Low air flow through the evaporator causes low heat transfer and the evaporator to get too cold. This low temperature is reflected in the gauge pressure. Because the evaporator is not able to remove heat from the passenger cabin, the condenser will also have a lack of heat. The gauge pressures were pointing me straight to the problem, low air flow through the evaporator.
The evaporator case was installed back in the Ranger. When I got around to putting the spring lock fittings together, I had a flashback a few years to the first Ford vehicle I worked on with these fittings. At times, this type of fitting can get a little nasty inside and not seal very well.
If you are working on A/C systems and expecting great results, using the proper tools is a must. A set of cleaning brushes is one of the must have tools for this job. The brushes are made with brass bristles and fit snugly inside of the fitting. A light application of carburetor cleaner to the brush and a few turns of the brush will remove any dirt and light rust inside of the fitting. A new set of the proper size O-ring seals and a nice snug fit of a plastic reinforcement clamp and the fitting will seal. This added touch will ensure that your customer will not be back again because the system is leaking.

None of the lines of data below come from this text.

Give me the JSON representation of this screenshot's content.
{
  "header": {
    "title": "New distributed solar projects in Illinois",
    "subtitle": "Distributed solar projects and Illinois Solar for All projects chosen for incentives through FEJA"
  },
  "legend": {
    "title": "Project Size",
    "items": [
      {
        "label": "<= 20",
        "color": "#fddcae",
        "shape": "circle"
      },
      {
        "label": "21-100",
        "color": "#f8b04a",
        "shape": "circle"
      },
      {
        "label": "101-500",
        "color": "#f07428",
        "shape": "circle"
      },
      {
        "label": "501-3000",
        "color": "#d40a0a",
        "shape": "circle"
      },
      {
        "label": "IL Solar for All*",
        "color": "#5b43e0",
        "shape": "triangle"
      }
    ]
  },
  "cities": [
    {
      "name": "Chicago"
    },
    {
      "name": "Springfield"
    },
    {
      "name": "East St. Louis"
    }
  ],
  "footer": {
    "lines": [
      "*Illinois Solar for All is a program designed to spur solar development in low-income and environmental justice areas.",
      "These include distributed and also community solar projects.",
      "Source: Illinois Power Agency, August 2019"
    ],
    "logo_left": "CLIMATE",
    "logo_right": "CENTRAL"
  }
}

I hooked up the vacuum pump and the system pulled to a deep vacuum, the proper amount of oil added and the system charged with new refrigerant, then performance tested. With the engine idling at 1,200 rpm and the blower on high speed, the vent temperature came down to 42°F with the low side pressure reading 28 psi and the high side pressure reading 185.
After any A/C repair like this I always like to park the vehicle out in the sun, let it heat soak, then start the engine and see how long it takes to pull the passenger compartment temperature down to 75°F. It is also a good time to go over the A/C connections again with either a leak detection light or an electronic leak detector as a final test.
Albin Moore spent 21 years in logging before opening in 1992 a shop that specializes in drivability problem analysis. He is an ASE CMAT L1 technician with 40 years of analyzing and fixing mechanical and electrical problems.